Фельдфебель Г. К. также не сомневался в «преступности» методов, используемых Великобританией против немецкого «внутреннего фронта»: «Разрушение Кёльнского собора или дома Ганса Сакса[5]
не окажет решающего воздействия на ход войны… Эти свиньи считают, что могут сломить нас таким образом. Но они ошибаются. Ошибаются. Эх, если бы фюрер послал в Англию пару эстонских, восточнопрусских или франконских дивизий, они бы устроили там такую пляску смерти, что испугался бы и сам дьявол. Как же я их ненавижу!»В начале войны Гарри Милерт еще мог писать жене: «Ты должна знать все, и я не могу вечно лгать, будто мне здесь хорошо и весело. Также считаю ошибкой мнение, будто в тылу не должны знать, что происходит здесь. Если нет уверенности в психологической способности тыла к сопротивлению, то плохи наши дела». Теперь тотальная война так изменила облик битвы, что не только гражданское население ощутило на себе тяготы войны, но и, более того, письма с фронта стали считаться важным средством поддержания духа в тылу. Постоянной темой фронтовых газет, распространявшихся во всех немецких частях, было напоминание о важности писем с фронта для поддержания душевного и морального благополучия тех, кто остался в тылу. Фактически письма характеризовались как оружие, игравшее ключевую роль в сохранении «силы характера и самообладания» гражданскими лицами. Выпуск за выпуском газеты кричали, что «полевая почта — это оружие», что «письма — это тоже оружие», даже что они — «своего рода витамин для души», который «воодушевляет уставшие сердца». Письма сравнивались с «важными нервными волокнами, идущими из внешних слоев в глубь огромного тела германского народа», с кровеносной системой. Письма с фронта в тыл обрели такую важность, что в августе 1943 года командующий немецкой 3-й танковой армией отдал приказ, согласно которому «солдат должен стать в своих письмах… донором веры и силы воли для своих родственников». А приказ по группе армий «Б» гласил: «Необходимо, чтобы каждый фронтовик в своих письмах излучал силу, уверенность и твердую веру». Должно быть, многие солдаты на передовой считали величайшей иронией войны то, что им, в дополнение к собственным трудностям и беспокойствам, приходилось помогать переносить невзгоды тем, кто остался в тылу. Смерть не знала границ, и задача находить в себе силы перед лицом превосходящего противника стояла теперь не только перед фронтом, но и перед тылом.

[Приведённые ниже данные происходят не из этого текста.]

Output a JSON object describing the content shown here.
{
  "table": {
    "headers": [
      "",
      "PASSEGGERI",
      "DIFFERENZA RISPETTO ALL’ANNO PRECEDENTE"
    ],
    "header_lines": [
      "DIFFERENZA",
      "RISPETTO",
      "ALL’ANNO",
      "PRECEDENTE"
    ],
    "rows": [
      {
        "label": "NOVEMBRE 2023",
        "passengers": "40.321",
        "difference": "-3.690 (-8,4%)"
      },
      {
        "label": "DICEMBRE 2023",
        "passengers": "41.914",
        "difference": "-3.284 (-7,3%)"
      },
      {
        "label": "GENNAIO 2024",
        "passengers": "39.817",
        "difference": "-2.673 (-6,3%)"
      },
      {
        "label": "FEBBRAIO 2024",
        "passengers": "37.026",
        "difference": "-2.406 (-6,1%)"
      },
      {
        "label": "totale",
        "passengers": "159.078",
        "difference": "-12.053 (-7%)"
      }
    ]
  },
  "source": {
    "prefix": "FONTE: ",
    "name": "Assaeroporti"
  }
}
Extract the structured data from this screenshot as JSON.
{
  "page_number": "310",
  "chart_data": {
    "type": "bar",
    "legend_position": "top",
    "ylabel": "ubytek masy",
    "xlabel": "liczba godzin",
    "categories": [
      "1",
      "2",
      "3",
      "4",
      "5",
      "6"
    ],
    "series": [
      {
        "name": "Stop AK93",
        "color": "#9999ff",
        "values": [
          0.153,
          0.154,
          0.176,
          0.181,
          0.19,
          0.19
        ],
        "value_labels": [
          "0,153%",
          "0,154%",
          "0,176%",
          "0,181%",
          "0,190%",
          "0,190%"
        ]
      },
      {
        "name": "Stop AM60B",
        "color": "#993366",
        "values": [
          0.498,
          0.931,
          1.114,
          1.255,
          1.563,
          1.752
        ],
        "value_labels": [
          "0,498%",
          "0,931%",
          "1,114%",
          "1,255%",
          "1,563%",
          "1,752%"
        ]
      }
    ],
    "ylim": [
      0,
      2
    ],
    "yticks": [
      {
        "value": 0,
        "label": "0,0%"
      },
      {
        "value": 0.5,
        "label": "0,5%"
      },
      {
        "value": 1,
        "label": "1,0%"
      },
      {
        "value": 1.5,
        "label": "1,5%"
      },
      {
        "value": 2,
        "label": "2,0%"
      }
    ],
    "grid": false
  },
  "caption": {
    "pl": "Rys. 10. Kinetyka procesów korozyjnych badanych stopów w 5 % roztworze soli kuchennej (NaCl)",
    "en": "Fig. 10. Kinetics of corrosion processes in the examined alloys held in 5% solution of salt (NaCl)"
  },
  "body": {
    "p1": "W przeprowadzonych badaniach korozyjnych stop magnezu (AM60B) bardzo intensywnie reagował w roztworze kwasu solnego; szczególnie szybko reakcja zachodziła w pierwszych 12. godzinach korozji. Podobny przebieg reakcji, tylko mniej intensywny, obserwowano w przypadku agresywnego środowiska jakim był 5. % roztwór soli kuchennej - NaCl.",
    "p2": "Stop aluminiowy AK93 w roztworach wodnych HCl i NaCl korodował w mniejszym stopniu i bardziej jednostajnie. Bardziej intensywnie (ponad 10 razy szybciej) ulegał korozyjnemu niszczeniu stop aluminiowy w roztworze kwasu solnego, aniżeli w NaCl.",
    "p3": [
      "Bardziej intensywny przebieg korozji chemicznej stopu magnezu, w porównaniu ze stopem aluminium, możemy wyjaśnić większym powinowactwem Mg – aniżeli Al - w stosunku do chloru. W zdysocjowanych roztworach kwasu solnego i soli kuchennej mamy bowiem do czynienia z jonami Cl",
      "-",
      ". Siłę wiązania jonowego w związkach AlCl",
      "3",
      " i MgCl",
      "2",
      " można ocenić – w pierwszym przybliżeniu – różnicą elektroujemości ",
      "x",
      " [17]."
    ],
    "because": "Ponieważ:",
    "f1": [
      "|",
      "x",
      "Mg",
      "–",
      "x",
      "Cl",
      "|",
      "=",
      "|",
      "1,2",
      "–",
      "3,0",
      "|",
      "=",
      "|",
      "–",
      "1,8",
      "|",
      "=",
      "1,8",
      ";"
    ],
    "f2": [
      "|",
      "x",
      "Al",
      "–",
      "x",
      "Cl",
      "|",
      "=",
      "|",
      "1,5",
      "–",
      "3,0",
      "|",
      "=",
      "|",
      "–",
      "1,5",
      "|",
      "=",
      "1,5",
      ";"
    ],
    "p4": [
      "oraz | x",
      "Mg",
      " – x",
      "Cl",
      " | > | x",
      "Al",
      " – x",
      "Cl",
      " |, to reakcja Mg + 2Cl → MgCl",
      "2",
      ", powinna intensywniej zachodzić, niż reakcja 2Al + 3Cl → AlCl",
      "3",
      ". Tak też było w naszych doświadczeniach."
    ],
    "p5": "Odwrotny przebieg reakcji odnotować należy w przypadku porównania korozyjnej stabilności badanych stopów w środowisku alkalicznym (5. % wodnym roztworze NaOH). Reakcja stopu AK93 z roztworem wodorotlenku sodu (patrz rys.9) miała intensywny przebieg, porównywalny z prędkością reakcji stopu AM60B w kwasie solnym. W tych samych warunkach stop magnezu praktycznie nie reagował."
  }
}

По мере продолжения войны, когда различные армии схватывались друг с другом, словно борцы, напряжение, связанное с ежедневными убийствами, неизбежно сказывалось на психологии людей. Ведь по сути своей это была не война открытых пространств, а война выжидания, засад, подкрадывания, мелких стычек — схватка между небольшими группами людей, в которой каждая группа старалась убить другую раньше, чем погибнет сама. В этом постоянном личном противостоянии жизни и смерти у каждого солдата («мы все играем лишь эпизодические роли в этом безумии», как сказал один из них) была своя точка излома. «Вид товарищей, кричащих и бьющихся в последние мгновения агонии, больше невозможно переносить спокойно, — признавался Ги Сайер, — и я, несмотря на стремление жить или умереть героем вермахта, превращался в животное, парализованное неконтролируемым ужасом». Все солдаты, будь то опытные ветераны или перепуганные новобранцы из пополнения, постоянно ощущали беспокойство, и каждый день им приходилось заново преодолевать себя. Гарри Милерт отмечал: «Вокруг кутерьма, и я испытываю лишь беспокойное напряжение и некое предчувствие. Мы должны держать себя в руках… Каждый миг является решающим для нашего существования». «Война, в которой мы пережили лишь самое простое, а самое сложное нам еще предстоит, давит на меня тяжким грузом», — признавался лейтенант В. Т. в январе 1944 года. По его словам, даже «в моменты ясности» в ней было что-то «призрачное»: «Хотя фасад личности еще держится, достаточно одной ночи, чтобы он рухнул».